I'd love to write an adult murder mystery and have been playing with something along those lines. Of course, when I gave my hero a love interest, she turned out to be psychic.
I guess paranormal is wired somewhere into my writing DNA and that's just how I define my writing world. And maybe that's just part of the magic that I call writing.
I totally agree. I can't seem to get away from the genres I write in. But then, I'm not sure I want to. They're the genres I read, the ones I know best, the ones that draw me. I would expect that to be true for my writing as well. And I wouldn't want to write something I don't like reading. If I started a romance, yeah, the demons would burst in, or the evil wizard...it's just my nature. So be it :). Much more fun that way...hehe....
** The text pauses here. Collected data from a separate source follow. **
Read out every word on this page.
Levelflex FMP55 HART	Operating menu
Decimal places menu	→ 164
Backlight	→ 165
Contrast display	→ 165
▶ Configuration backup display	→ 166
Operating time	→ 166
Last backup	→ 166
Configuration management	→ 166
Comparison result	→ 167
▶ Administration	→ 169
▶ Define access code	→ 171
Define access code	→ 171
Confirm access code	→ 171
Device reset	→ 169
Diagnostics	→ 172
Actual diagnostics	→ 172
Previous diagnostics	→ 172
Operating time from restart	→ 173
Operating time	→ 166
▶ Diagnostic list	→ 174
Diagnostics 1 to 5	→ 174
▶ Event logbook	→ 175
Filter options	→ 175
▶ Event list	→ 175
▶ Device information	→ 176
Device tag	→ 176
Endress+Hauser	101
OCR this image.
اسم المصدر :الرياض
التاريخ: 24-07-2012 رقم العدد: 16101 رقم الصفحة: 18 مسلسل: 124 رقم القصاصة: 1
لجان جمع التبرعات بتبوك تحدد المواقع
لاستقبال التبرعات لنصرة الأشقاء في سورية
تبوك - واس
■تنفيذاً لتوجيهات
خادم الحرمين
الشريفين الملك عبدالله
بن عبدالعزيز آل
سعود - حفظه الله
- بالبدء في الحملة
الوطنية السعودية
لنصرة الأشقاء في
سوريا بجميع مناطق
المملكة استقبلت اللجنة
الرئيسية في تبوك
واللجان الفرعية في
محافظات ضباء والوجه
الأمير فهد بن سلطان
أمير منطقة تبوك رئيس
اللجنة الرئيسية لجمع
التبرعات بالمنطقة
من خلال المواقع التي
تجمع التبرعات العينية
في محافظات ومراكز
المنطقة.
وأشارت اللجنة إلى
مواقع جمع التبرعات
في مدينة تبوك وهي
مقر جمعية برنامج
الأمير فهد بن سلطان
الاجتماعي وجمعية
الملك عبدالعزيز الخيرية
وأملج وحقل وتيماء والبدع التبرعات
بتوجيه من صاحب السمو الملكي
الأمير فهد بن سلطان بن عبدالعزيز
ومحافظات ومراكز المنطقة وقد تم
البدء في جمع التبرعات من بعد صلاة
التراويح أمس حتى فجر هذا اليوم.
ReplyDeleteI'm the same way. I can't seem to stop writing urban fantasy, male protagonist, third person. And I don't want to - it is too much fun!
ReplyDeleteI have tons of stories in me. I wrote a paranormal story based on some things close to me. My multicultural fantasy came from my own search for my Mexican raices. A fun, lighter YA romance/fantasy after getting way too many rejections.
ReplyDeleteMy current WIP is based on my culture again and wanting a Latina heroine who just happens to be one tough cookie in the future.
I still want to write a historical romance. And I also need to finish my very edgy contemp story based very loosely on my own teen years living with my bipolar father.
Thanks for the comments, gang! I guess that maybe genre-specific orientation is like writers' groups orientation: one either is or isn't.